Punkin Water Association ordered to find a solution by next month
Northern District Public Service Commissioner Brandon Presley held — what he hopes to be — the last hearing about the Punkin Water Association’s water issues and gave an order to find a solution by August 1.
Before hearing the Punkin Water Association customers’ concerns with the quality of the water, Presley opened the meeting with his own comments and concerns about the number of complaints filed, the number of hearings about Punkin Water and the amount of time it has taken to fix the problems.
“Lingering issues continue to linger and cause problems,” said Presley. “What is the most frustrating to me is that with the items we continue to struggle on, things could be done.”
Clients of PWA testified that they are unable to drink, bathe in or wash clothes with the water because it comes out of their faucets in different colors: brown, pink, purple, yellow or even green. One customer has replaced their ice maker, refrigerator and washing machine due to the water ruining the system.
Many frequently have to buy filters ranging from a moderately priced $40 filter to a $5000 in-ground filtration system just to use the water at home.
Others have given up and spend tens or hundreds of dollars at their local stores to have drinking water.
Customers have also expressed discontent with real estate agents that have continued to sell houses on land where there is inadequate water quality.
Recent Oxford transplant and retiree Tom Sawyer said he feels like he’s being held hostage.
“(My wife and I) felt like we found the perfect city, the perfect neighborhood and the perfect house, but no one told us about Punkin Water,” said Sawyer.
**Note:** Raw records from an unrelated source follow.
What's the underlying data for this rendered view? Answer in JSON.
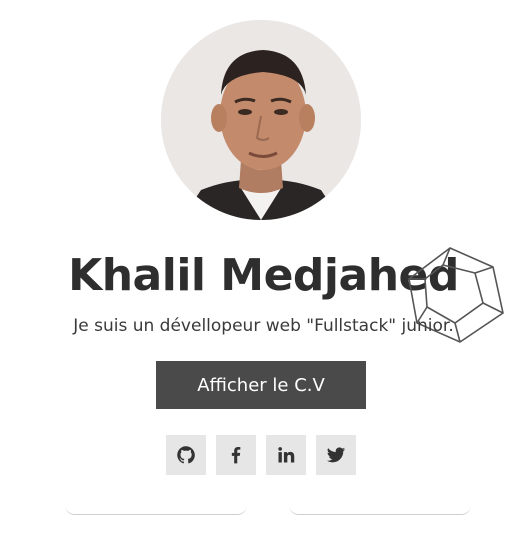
{
  "profile": {
    "name": "Khalil Medjahed",
    "tagline": "Je suis un dévellopeur web \"Fullstack\" junior."
  },
  "actions": {
    "cv_button_label": "Afficher le C.V"
  },
  "socials": [
    {
      "icon": "github-icon"
    },
    {
      "icon": "facebook-icon"
    },
    {
      "icon": "linkedin-icon"
    },
    {
      "icon": "twitter-icon"
    }
  ],
  "colors": {
    "button_bg": "#4a4a4a",
    "social_bg": "#e6e6e6",
    "text": "#333333"
  }
}
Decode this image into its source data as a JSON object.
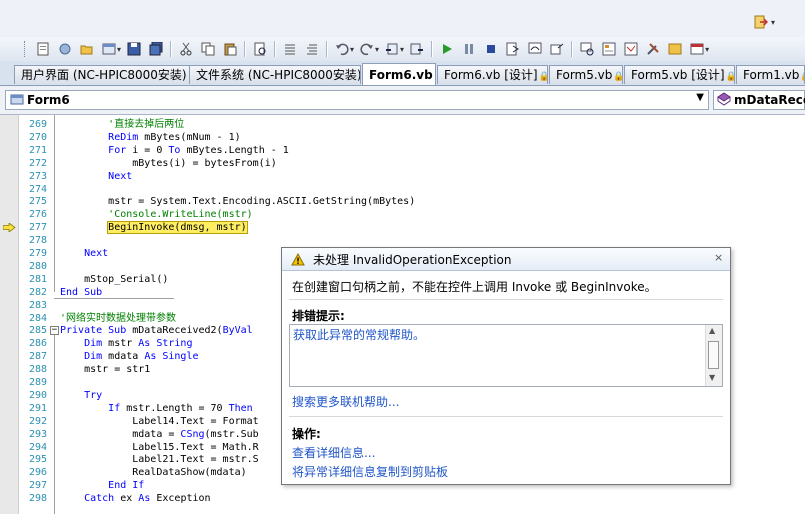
{
  "tabs": [
    {
      "label": "用户界面 (NC-HPIC8000安装)",
      "active": false,
      "locked": false
    },
    {
      "label": "文件系统 (NC-HPIC8000安装)",
      "active": false,
      "locked": false
    },
    {
      "label": "Form6.vb",
      "active": true,
      "locked": true
    },
    {
      "label": "Form6.vb [设计]",
      "active": false,
      "locked": true
    },
    {
      "label": "Form5.vb",
      "active": false,
      "locked": true
    },
    {
      "label": "Form5.vb [设计]",
      "active": false,
      "locked": true
    },
    {
      "label": "Form1.vb",
      "active": false,
      "locked": true
    }
  ],
  "navigation": {
    "class_selector": "Form6",
    "member_selector": "mDataRecei"
  },
  "code_lines": [
    {
      "num": "269",
      "indent": "        ",
      "parts": [
        {
          "t": "'直接去掉后两位",
          "c": "cm"
        }
      ]
    },
    {
      "num": "270",
      "indent": "        ",
      "parts": [
        {
          "t": "ReDim",
          "c": "kw"
        },
        {
          "t": " mBytes(mNum - 1)",
          "c": ""
        }
      ]
    },
    {
      "num": "271",
      "indent": "        ",
      "parts": [
        {
          "t": "For",
          "c": "kw"
        },
        {
          "t": " i = 0 ",
          "c": ""
        },
        {
          "t": "To",
          "c": "kw"
        },
        {
          "t": " mBytes.Length - 1",
          "c": ""
        }
      ]
    },
    {
      "num": "272",
      "indent": "            ",
      "parts": [
        {
          "t": "mBytes(i) = bytesFrom(i)",
          "c": ""
        }
      ]
    },
    {
      "num": "273",
      "indent": "        ",
      "parts": [
        {
          "t": "Next",
          "c": "kw"
        }
      ]
    },
    {
      "num": "274",
      "indent": "",
      "parts": []
    },
    {
      "num": "275",
      "indent": "        ",
      "parts": [
        {
          "t": "mstr = System.Text.Encoding.ASCII.GetString(mBytes)",
          "c": ""
        }
      ]
    },
    {
      "num": "276",
      "indent": "        ",
      "parts": [
        {
          "t": "'Console.WriteLine(mstr)",
          "c": "cm"
        }
      ]
    },
    {
      "num": "277",
      "indent": "        ",
      "parts": [
        {
          "t": "BeginInvoke(dmsg, mstr)",
          "c": ""
        }
      ],
      "highlight": true
    },
    {
      "num": "278",
      "indent": "",
      "parts": []
    },
    {
      "num": "279",
      "indent": "    ",
      "parts": [
        {
          "t": "Next",
          "c": "kw"
        }
      ]
    },
    {
      "num": "280",
      "indent": "",
      "parts": []
    },
    {
      "num": "281",
      "indent": "    ",
      "parts": [
        {
          "t": "mStop_Serial()",
          "c": ""
        }
      ]
    },
    {
      "num": "282",
      "indent": "",
      "parts": [
        {
          "t": "End Sub",
          "c": "kw"
        }
      ]
    },
    {
      "num": "283",
      "indent": "",
      "parts": []
    },
    {
      "num": "284",
      "indent": "",
      "parts": [
        {
          "t": "'网络实时数据处理带参数",
          "c": "cm"
        }
      ]
    },
    {
      "num": "285",
      "indent": "",
      "parts": [
        {
          "t": "Private Sub",
          "c": "kw"
        },
        {
          "t": " mDataReceived2(",
          "c": ""
        },
        {
          "t": "ByVal",
          "c": "kw"
        }
      ]
    },
    {
      "num": "286",
      "indent": "    ",
      "parts": [
        {
          "t": "Dim",
          "c": "kw"
        },
        {
          "t": " mstr ",
          "c": ""
        },
        {
          "t": "As String",
          "c": "kw"
        }
      ]
    },
    {
      "num": "287",
      "indent": "    ",
      "parts": [
        {
          "t": "Dim",
          "c": "kw"
        },
        {
          "t": " mdata ",
          "c": ""
        },
        {
          "t": "As Single",
          "c": "kw"
        }
      ]
    },
    {
      "num": "288",
      "indent": "    ",
      "parts": [
        {
          "t": "mstr = str1",
          "c": ""
        }
      ]
    },
    {
      "num": "289",
      "indent": "",
      "parts": []
    },
    {
      "num": "290",
      "indent": "    ",
      "parts": [
        {
          "t": "Try",
          "c": "kw"
        }
      ]
    },
    {
      "num": "291",
      "indent": "        ",
      "parts": [
        {
          "t": "If",
          "c": "kw"
        },
        {
          "t": " mstr.Length = 70 ",
          "c": ""
        },
        {
          "t": "Then",
          "c": "kw"
        }
      ]
    },
    {
      "num": "292",
      "indent": "            ",
      "parts": [
        {
          "t": "Label14.Text = Format",
          "c": ""
        }
      ]
    },
    {
      "num": "293",
      "indent": "            ",
      "parts": [
        {
          "t": "mdata = ",
          "c": ""
        },
        {
          "t": "CSng",
          "c": "kw"
        },
        {
          "t": "(mstr.Sub",
          "c": ""
        }
      ]
    },
    {
      "num": "294",
      "indent": "            ",
      "parts": [
        {
          "t": "Label15.Text = Math.R",
          "c": ""
        }
      ]
    },
    {
      "num": "295",
      "indent": "            ",
      "parts": [
        {
          "t": "Label21.Text = mstr.S",
          "c": ""
        }
      ]
    },
    {
      "num": "296",
      "indent": "            ",
      "parts": [
        {
          "t": "RealDataShow(mdata)",
          "c": ""
        }
      ]
    },
    {
      "num": "297",
      "indent": "        ",
      "parts": [
        {
          "t": "End If",
          "c": "kw"
        }
      ]
    },
    {
      "num": "298",
      "indent": "    ",
      "parts": [
        {
          "t": "Catch",
          "c": "kw"
        },
        {
          "t": " ex ",
          "c": ""
        },
        {
          "t": "As",
          "c": "kw"
        },
        {
          "t": " Exception",
          "c": ""
        }
      ]
    }
  ],
  "exception_popup": {
    "title": "未处理 InvalidOperationException",
    "message": "在创建窗口句柄之前，不能在控件上调用 Invoke 或 BeginInvoke。",
    "tips_heading": "排错提示:",
    "tips_link": "获取此异常的常规帮助。",
    "more_help_link": "搜索更多联机帮助...",
    "actions_heading": "操作:",
    "action_view_details": "查看详细信息...",
    "action_copy": "将异常详细信息复制到剪贴板",
    "close_glyph": "×"
  },
  "colors": {
    "keyword": "#0000ff",
    "comment": "#008000",
    "line_number": "#2b91af",
    "link": "#2056c8",
    "highlight": "#ffee62"
  }
}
“[The PSC is giving] them two weeks — til August 1— to find alternative sources of water,” said Presley. “If not we’re moving the connection to Oxford. I’ve tried to be extremely fair and (PWA has) made progress but we have got to move forward.”
PWA Attorney Mark Woods and other PWA board members revealed that PWA was losing 65% of the water they pump through meters and leaks.
Additionally, 60 to 80 meters have been identified as potentially malfunctioning and in need of replacement. PWA currently has approximately 1,100 meters overall.
PWA Secretary Meagan McDonald, who joined PWA in October 2020, said the association has never been on a system when it came to book-keeping and that all financials were done by hand, so there is no way to calculate the profit loss.
“I have taken the time to place everything from January 1, 2020 until now into QuickBooks so that everything can be accessible,” said McDonald.
The PSC will release an order giving PWA until August 1 to issue a solution to fix their issues with the water and until September 25, 2021 to find the leaks and account for the profit loss.
If PWA does not issue a decision, then PSC will move forward and connect with Oxford to gain adequate and safe water.